Acres of Poison Ivy

I'm pretty sure people are the only ones who have trouble with poison ivy.

Chickens should be fine foraging in that area.

I see you are already aware what will happen when you touch the chickens after they walk through poison ivy.
I was reading somewhere that it’s bad for chickens?
If not that solves a few acres of issues lol
 
🤣 I can’t imagine getting more animals at this point. Working our way slowly towards a farm we failed with chicken math and have 27 and still need to build our coop.
I could maybe rent some goats
There are actually folks who rent goats to provide this service. A state park on the NJ shore used their service to control a poison ivy overgrowth. They even provided portable fencing.
 
Goats browse, not Graze. They will eat the Ivy, and it won't seemingly hurt them, but they won't get rid of it, and they may transfer it to you if you touch them after they've rubbed against it. Transfer can happen with your chickens, too - they are smart enough not to eat a harmful amount of the stuff.

Rather than Glyphosphate, I recommend Triclopyr, which is great for woody vines. 2,4-D, unfortunately, is not. The local forestry services (FL, GA, and AL) all recommend a product with just Tryclopyr for poison ivy control, as opposed to one with both Tryclopyr and 2,4-D.

Source (among others)

You're sure its not Virginia Creeper (some of it???) Just being hopeful here, its often mistaken for poison ivy.
I dove deep into researching poison ivy and I really wish it was all Virginia Creeper 😭 we have some VC but the ground is covered in PI for sure. I’ll look into that! I’d like to peruse the least earth destructive route but I also hate the ivy 🤷🏼‍♀️
 
There are actually folks who rent goats to provide this service. A state park on the NJ shore used their service to control a poison ivy overgrowth. They even provided portable fencing.
Yes I’ve heard of that however unsure if that exists in my area.
I mostly worry that most goats come with dogs and I have a pack that is not friendly to other dogs and I know dogs that protect goats would easily take on my pack
 
There are actually folks who rent goats to provide this service. A state park on the NJ shore used their service to control a poison ivy overgrowth. They even provided portable fencing.

I own goats. and forest. with poison ivy. and Carolina Creeper.

It takes a long time for the goats to eat anything down to the ground - which is what you have to do, repeatedly, to take out poison ivy. Which is why you see the portable fencing - its to keep the goats in a small area and force them to do what they won't do naturally - it keeps them from moving on to better browse.

Then you have to re-treat. Till the plant starves. In the interim, the goats are doing the same to every other thing they are browsing on. In the case of my youpon holly, I'm celebrating, some of the other plants, not so much.

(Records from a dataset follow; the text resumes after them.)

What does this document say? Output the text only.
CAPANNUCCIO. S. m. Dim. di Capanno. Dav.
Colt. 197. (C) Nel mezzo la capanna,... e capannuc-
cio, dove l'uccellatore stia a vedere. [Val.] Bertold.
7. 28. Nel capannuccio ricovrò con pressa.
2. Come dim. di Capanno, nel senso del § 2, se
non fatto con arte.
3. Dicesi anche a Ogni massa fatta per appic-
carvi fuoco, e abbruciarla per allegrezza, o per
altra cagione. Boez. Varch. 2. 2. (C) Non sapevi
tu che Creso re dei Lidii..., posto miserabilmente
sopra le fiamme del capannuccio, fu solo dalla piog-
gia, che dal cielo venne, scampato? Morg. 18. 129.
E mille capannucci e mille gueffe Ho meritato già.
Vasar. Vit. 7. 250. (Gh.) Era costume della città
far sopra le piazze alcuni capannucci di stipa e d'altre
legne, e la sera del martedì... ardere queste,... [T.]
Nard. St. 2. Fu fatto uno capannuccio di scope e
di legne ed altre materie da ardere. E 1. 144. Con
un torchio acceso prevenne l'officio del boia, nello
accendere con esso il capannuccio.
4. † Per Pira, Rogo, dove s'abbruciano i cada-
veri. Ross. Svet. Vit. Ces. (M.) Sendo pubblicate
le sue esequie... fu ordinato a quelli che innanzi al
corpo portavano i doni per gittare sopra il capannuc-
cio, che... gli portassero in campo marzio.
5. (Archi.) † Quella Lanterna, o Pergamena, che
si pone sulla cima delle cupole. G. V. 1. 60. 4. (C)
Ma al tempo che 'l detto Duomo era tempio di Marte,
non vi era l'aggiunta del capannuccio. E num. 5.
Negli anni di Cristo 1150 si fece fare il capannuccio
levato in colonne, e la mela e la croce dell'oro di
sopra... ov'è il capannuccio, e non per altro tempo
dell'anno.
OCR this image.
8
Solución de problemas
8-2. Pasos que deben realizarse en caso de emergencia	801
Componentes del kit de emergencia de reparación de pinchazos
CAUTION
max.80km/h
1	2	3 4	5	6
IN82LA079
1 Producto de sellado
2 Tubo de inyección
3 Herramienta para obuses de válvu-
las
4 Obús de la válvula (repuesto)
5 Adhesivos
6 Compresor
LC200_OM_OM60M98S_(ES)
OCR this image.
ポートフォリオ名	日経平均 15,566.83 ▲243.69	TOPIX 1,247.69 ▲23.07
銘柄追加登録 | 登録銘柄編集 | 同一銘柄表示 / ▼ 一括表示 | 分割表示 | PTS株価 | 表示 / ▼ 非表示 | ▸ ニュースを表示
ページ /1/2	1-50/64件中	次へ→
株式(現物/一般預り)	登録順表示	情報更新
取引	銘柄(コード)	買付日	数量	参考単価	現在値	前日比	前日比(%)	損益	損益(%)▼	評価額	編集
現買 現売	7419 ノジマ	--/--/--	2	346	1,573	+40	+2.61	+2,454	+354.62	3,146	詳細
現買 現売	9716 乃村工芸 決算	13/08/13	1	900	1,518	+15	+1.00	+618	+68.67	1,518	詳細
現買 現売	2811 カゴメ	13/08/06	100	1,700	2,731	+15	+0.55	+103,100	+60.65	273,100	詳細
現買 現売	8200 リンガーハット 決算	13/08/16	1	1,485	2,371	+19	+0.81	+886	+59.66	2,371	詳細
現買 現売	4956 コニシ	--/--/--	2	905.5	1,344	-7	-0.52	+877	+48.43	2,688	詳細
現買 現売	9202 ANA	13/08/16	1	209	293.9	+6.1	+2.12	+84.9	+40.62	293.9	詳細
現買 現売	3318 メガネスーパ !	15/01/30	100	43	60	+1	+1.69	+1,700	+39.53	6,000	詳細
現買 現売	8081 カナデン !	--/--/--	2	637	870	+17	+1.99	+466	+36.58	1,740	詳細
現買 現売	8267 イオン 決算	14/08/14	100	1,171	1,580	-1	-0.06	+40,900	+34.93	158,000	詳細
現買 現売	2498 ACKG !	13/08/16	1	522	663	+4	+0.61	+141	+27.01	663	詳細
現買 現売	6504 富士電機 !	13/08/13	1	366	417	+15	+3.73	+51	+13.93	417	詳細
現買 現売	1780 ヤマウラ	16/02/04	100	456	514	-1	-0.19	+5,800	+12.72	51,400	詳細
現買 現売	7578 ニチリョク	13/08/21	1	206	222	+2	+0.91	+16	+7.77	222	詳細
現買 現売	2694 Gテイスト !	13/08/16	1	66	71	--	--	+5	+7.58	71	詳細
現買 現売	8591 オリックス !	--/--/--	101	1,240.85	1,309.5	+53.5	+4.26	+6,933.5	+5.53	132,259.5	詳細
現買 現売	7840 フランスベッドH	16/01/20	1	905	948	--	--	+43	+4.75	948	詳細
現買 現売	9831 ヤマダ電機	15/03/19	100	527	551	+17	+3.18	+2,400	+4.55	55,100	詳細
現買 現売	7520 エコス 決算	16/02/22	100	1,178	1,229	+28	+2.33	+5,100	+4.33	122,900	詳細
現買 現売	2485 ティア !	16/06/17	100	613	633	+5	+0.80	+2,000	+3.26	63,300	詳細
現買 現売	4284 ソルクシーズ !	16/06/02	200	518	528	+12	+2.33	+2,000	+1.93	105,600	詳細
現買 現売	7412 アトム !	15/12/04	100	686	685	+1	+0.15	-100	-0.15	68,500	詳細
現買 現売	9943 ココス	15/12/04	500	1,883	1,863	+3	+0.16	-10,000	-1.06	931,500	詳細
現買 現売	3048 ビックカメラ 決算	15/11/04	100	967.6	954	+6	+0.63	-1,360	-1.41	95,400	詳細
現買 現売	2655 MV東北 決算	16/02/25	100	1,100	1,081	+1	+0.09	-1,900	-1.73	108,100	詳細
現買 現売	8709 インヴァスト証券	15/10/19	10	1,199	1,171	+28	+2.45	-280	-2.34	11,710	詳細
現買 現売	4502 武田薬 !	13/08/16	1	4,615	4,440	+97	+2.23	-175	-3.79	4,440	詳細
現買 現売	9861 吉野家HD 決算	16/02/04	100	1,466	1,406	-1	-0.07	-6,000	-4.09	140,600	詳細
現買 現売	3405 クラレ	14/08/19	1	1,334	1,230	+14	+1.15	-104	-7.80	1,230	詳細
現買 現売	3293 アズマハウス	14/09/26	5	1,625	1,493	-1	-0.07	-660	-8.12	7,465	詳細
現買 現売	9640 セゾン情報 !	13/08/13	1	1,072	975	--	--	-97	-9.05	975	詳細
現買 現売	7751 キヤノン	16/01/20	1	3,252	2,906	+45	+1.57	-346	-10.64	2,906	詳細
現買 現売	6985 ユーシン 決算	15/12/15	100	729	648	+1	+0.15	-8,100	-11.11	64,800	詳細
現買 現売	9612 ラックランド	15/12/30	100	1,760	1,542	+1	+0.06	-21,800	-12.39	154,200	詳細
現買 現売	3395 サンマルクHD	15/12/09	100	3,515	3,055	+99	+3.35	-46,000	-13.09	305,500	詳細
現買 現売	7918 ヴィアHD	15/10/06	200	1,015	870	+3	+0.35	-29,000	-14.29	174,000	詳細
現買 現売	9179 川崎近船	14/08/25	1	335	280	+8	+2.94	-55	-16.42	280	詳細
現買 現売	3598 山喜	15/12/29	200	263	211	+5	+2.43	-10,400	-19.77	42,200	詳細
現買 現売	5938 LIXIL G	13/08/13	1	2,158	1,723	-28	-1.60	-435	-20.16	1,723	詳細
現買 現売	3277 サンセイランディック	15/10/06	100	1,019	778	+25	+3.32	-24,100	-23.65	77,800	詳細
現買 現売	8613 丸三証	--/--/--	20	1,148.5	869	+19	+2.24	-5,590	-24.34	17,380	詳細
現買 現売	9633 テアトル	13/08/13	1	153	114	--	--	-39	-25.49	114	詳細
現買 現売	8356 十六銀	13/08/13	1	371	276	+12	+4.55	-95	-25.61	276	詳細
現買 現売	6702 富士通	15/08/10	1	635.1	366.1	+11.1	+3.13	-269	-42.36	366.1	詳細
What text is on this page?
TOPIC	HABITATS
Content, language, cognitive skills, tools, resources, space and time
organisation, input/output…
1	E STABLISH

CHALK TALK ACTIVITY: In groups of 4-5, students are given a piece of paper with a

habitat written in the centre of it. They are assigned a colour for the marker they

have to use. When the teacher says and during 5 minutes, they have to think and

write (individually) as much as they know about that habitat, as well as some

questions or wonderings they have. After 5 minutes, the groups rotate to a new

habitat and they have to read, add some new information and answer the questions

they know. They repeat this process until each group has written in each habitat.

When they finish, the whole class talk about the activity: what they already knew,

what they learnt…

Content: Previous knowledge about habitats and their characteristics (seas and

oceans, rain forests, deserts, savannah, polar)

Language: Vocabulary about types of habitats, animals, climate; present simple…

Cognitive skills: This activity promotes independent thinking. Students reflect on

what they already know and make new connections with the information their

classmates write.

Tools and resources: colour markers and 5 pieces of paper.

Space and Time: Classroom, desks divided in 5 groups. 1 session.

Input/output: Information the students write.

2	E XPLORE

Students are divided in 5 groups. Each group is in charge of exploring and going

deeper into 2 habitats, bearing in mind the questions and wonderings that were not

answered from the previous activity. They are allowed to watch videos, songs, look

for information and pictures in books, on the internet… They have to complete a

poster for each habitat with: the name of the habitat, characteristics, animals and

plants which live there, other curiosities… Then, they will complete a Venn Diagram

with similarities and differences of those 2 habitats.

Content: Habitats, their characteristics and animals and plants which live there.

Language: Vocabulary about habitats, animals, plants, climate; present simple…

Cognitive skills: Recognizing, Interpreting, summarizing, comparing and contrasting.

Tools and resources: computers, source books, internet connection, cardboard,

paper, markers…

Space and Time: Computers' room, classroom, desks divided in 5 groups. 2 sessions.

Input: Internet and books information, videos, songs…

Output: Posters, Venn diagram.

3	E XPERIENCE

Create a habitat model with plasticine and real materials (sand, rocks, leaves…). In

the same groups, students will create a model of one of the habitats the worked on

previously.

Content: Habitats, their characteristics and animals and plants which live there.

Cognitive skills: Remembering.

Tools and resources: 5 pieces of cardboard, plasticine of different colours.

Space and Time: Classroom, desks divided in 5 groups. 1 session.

The Triclopyr is used routinely around here (bought as concentrate, mixed with water, and applied with a pump up sprayer on a windless day) in fields used for bee keeping, so I know you can use it w/o destroying the whole ecosystem. It **IS** designed for killing woody broad leaf plants, so while your grasses will ignore it, and your pine trees, and the like, you need to be careful with it around say, a magnolia or a baby oak. What forestry does is hack unwanted broad leaf trees once or more with a machete, then spray the cut, move on. For trees, it can take a while to kill them off. MUCH faster with vines and broad leaf ground covers
 
I own goats. and forest. with poison ivy. and Carolina Creeper.

It takes a long time for the goats to eat anything down to the ground - which is what you have to do, repeatedly, to take out poison ivy. Which is why you see the portable fencing - its to keep the goats in a small area and force them to do what they won't do naturally - it keeps them from moving on to better browse.

Then you have to re-treat. Till the plant starves. In the interim, the goats are doing the same to every other thing they are browsing on. In the case of my youpon holly, I'm celebrating, some of the other plants, not so much.

The Triclopyr is used routinely around here (bought as concentrate, mixed with water, and applied with a pump up sprayer on a windless day) in fields used for bee keeping, so I know you can use it w/o destroying the whole ecosystem. It **IS** designed for killing woody broad leaf plants, so while your grasses will ignore it, and your pine trees, and the like, you need to be careful with it around say, a magnolia or a baby oak. What forestry does is hack unwanted broad leaf trees once or more with a machete, then spray the cut, move on. For trees, it can take a while to kill them off. MUCH faster with vines and broad leaf ground covers
Our woods are mainly cedar and pine with dapples of oak and the bane of my existence sweet gum trees :he
 
After reading up on your link I’m more worried about that product damaging our trees I want to keep the forest but eliminate the poison ivy

Your forest, your decision. Triclopyr is more selective than Roundup, and less damaging to the ecosystem - but it is serious business, and needs to be used the right way.

Here's a longer article, covering most available herbicides (not all of which may be available to you). Hope it helps in your efforts to make an educated decision on control methods - and I do applaud your choice to research first. Wish more would do so.